In Testing

See how a company can benefit from Fred (see the article Fred super hero) (the source of eternal regret to your human resources department) when copywriting.

Now the home truth in all branding is that it should be adapted to its intended audience. For your copy, this means that you engage with them on their social and intellectual level.

All professional copywriters love weaving words, and they are always tempted to slip a few in that will push the boundaries of their audience’s understanding.

Verbosity, prolixity, and circumlocution are the trappings of pretentious, self-indulgent writers who are keener to impress you with their intellect than get the message over.

Fortunately, your company has within its ranks, the antidote to over-complex text: Fred.

This isn’t to say that Fred is representative of your intended audience, who may well be the most erudite illuminati on God’s earth, but he will be your backstop. He is your benchmark of utter stupidity; it is then your choice how far you waver from this.

As frustrating as it may be to indulge Fred, he will gauge whether your writing is truly effective.

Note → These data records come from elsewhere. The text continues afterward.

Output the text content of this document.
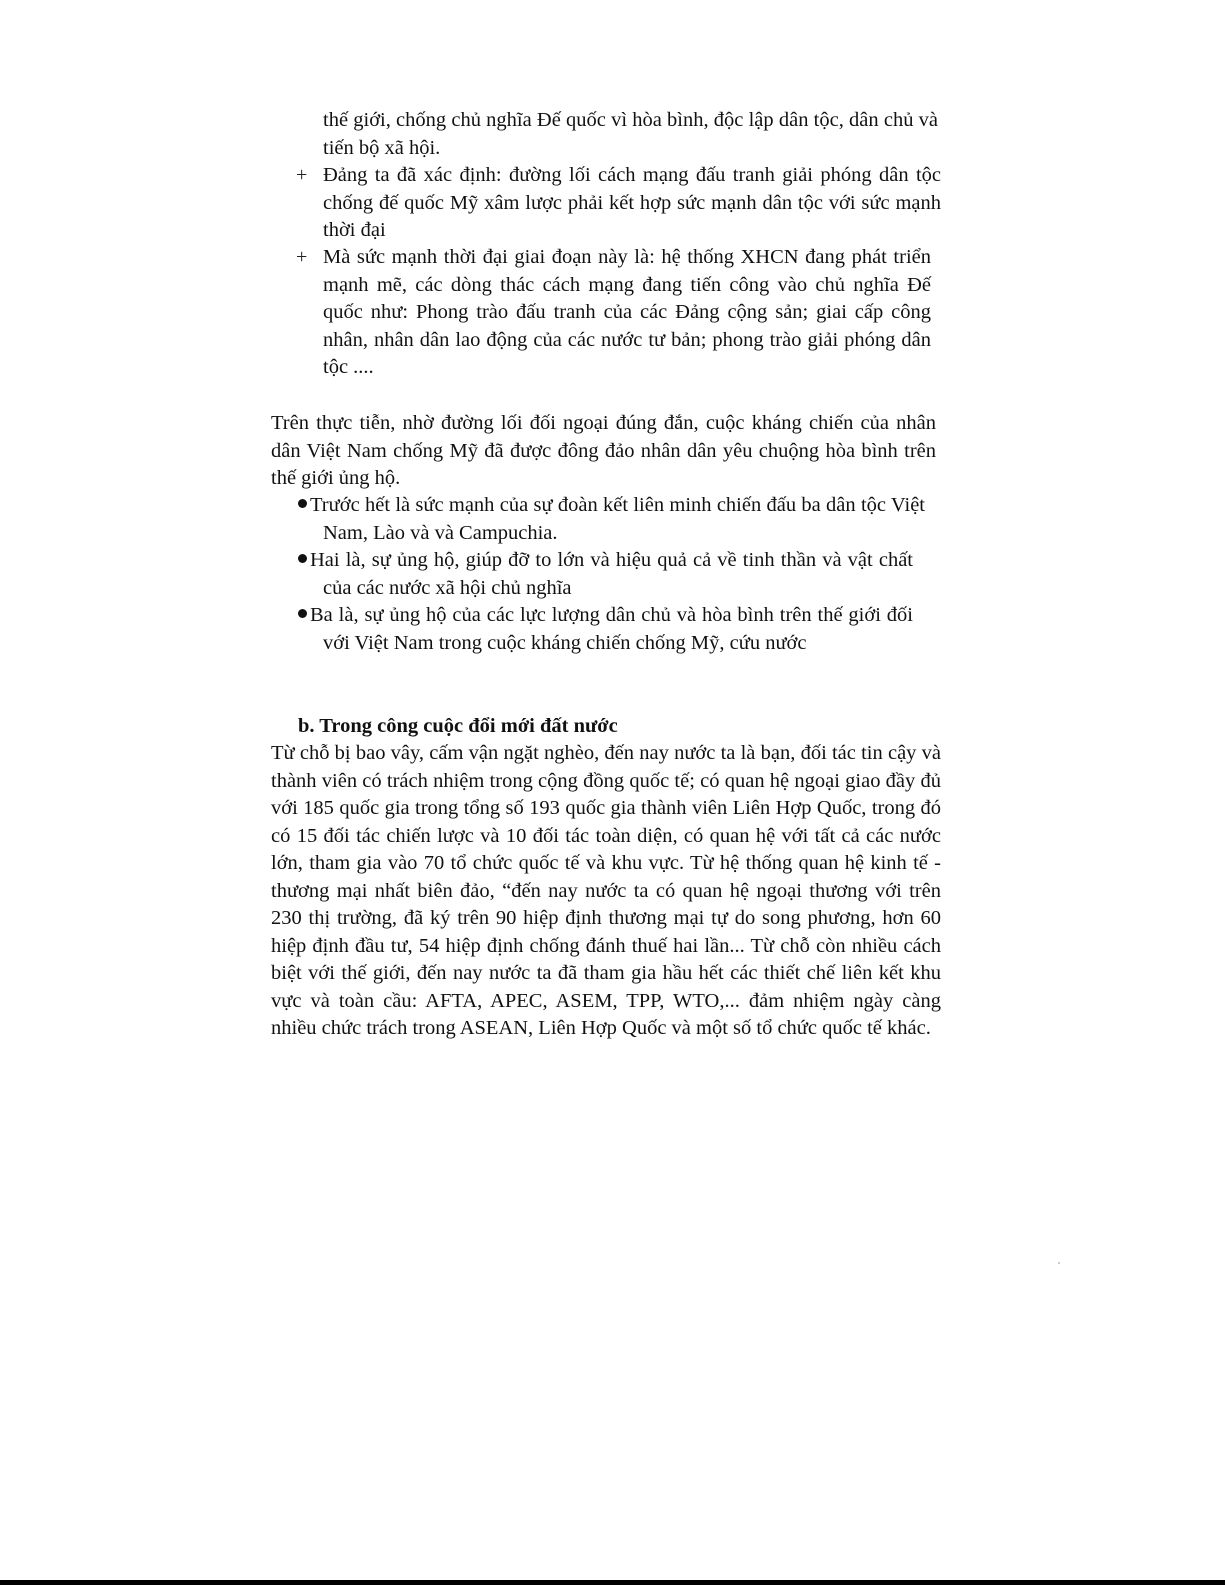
thế giới, chống chủ nghĩa Đế quốc vì hòa bình, độc lập dân tộc, dân chủ và tiến bộ xã hội.
+ Đảng ta đã xác định: đường lối cách mạng đấu tranh giải phóng dân tộc chống đế quốc Mỹ xâm lược phải kết hợp sức mạnh dân tộc với sức mạnh thời đại
+ Mà sức mạnh thời đại giai đoạn này là: hệ thống XHCN đang phát triển mạnh mẽ, các dòng thác cách mạng đang tiến công vào chủ nghĩa Đế quốc như: Phong trào đấu tranh của các Đảng cộng sản; giai cấp công nhân, nhân dân lao động của các nước tư bản; phong trào giải phóng dân tộc ....
Trên thực tiễn, nhờ đường lối đối ngoại đúng đắn, cuộc kháng chiến của nhân dân Việt Nam chống Mỹ đã được đông đảo nhân dân yêu chuộng hòa bình trên thế giới ủng hộ.
Trước hết là sức mạnh của sự đoàn kết liên minh chiến đấu ba dân tộc Việt Nam, Lào và và Campuchia.
Hai là, sự ủng hộ, giúp đỡ to lớn và hiệu quả cả về tinh thần và vật chất của các nước xã hội chủ nghĩa
Ba là, sự ủng hộ của các lực lượng dân chủ và hòa bình trên thế giới đối với Việt Nam trong cuộc kháng chiến chống Mỹ, cứu nước
b. Trong công cuộc đổi mới đất nước
Từ chỗ bị bao vây, cấm vận ngặt nghèo, đến nay nước ta là bạn, đối tác tin cậy và thành viên có trách nhiệm trong cộng đồng quốc tế; có quan hệ ngoại giao đầy đủ với 185 quốc gia trong tổng số 193 quốc gia thành viên Liên Hợp Quốc, trong đó có 15 đối tác chiến lược và 10 đối tác toàn diện, có quan hệ với tất cả các nước lớn, tham gia vào 70 tổ chức quốc tế và khu vực. Từ hệ thống quan hệ kinh tế - thương mại nhất biên đảo, “đến nay nước ta có quan hệ ngoại thương với trên 230 thị trường, đã ký trên 90 hiệp định thương mại tự do song phương, hơn 60 hiệp định đầu tư, 54 hiệp định chống đánh thuế hai lần... Từ chỗ còn nhiều cách biệt với thế giới, đến nay nước ta đã tham gia hầu hết các thiết chế liên kết khu vực và toàn cầu: AFTA, APEC, ASEM, TPP, WTO,... đảm nhiệm ngày càng nhiều chức trách trong ASEAN, Liên Hợp Quốc và một số tổ chức quốc tế khác.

There are five areas in which he will enlighten you with his dimness:

Language

If English is your mother tongue then that’s very useful for reading English, but you are in the minority. There are more people who read English as their second or third language. If your audience is international then go-easy on cultural references, English idiosyncrasies and colloquial locutions (these annoy Fred big-time).

Style

Whereas it wouldn’t generally be wise to imitate Fred’s delightful vernacular, a quick Fred reality-check will reveal that ‘Poetry is for poofs’. And for Fred, a poof is anyone who finished school, or writers that embellish their prose with a profusion of long unusual poetic words. Fred doesn’t buy stuff from poofs.

Simplicity

Short and simple sells. Even if the details are important, condense the text, cut to the chase and get the benefits up front. If your text snacking readers have their appetites whet, then they’ll digest the rest later on. Bore them and they’ll take their low attention spans elsewhere.

Understanding

Fred has his very own take on logic; he will confuse the subject in sentences with too many clauses. He has a knack of taking everything the wrong way, so avoid ambiguity at all costs. And as he also takes everything at face value, don’t bait him with sarcasm.

Pomposity

Fred’s pet peeve. If he has trouble understanding the word then you are not talking at him, but down to him. Fred is stupid but Fred has his pride too. You didn’t impress him: you lost his business.

 

Excellent copy is a cornerstone of your brand image and it should be perfectly adapted to your potential audience. Good, effective, witty, convincing copy has to be clever and impressive, and you will not win-over hearts and wallets with a stunted vocabulary.

 

However if you’re not clear Fred will, like, totally trash your la-dee-daa flamboyant linguistic curlicues.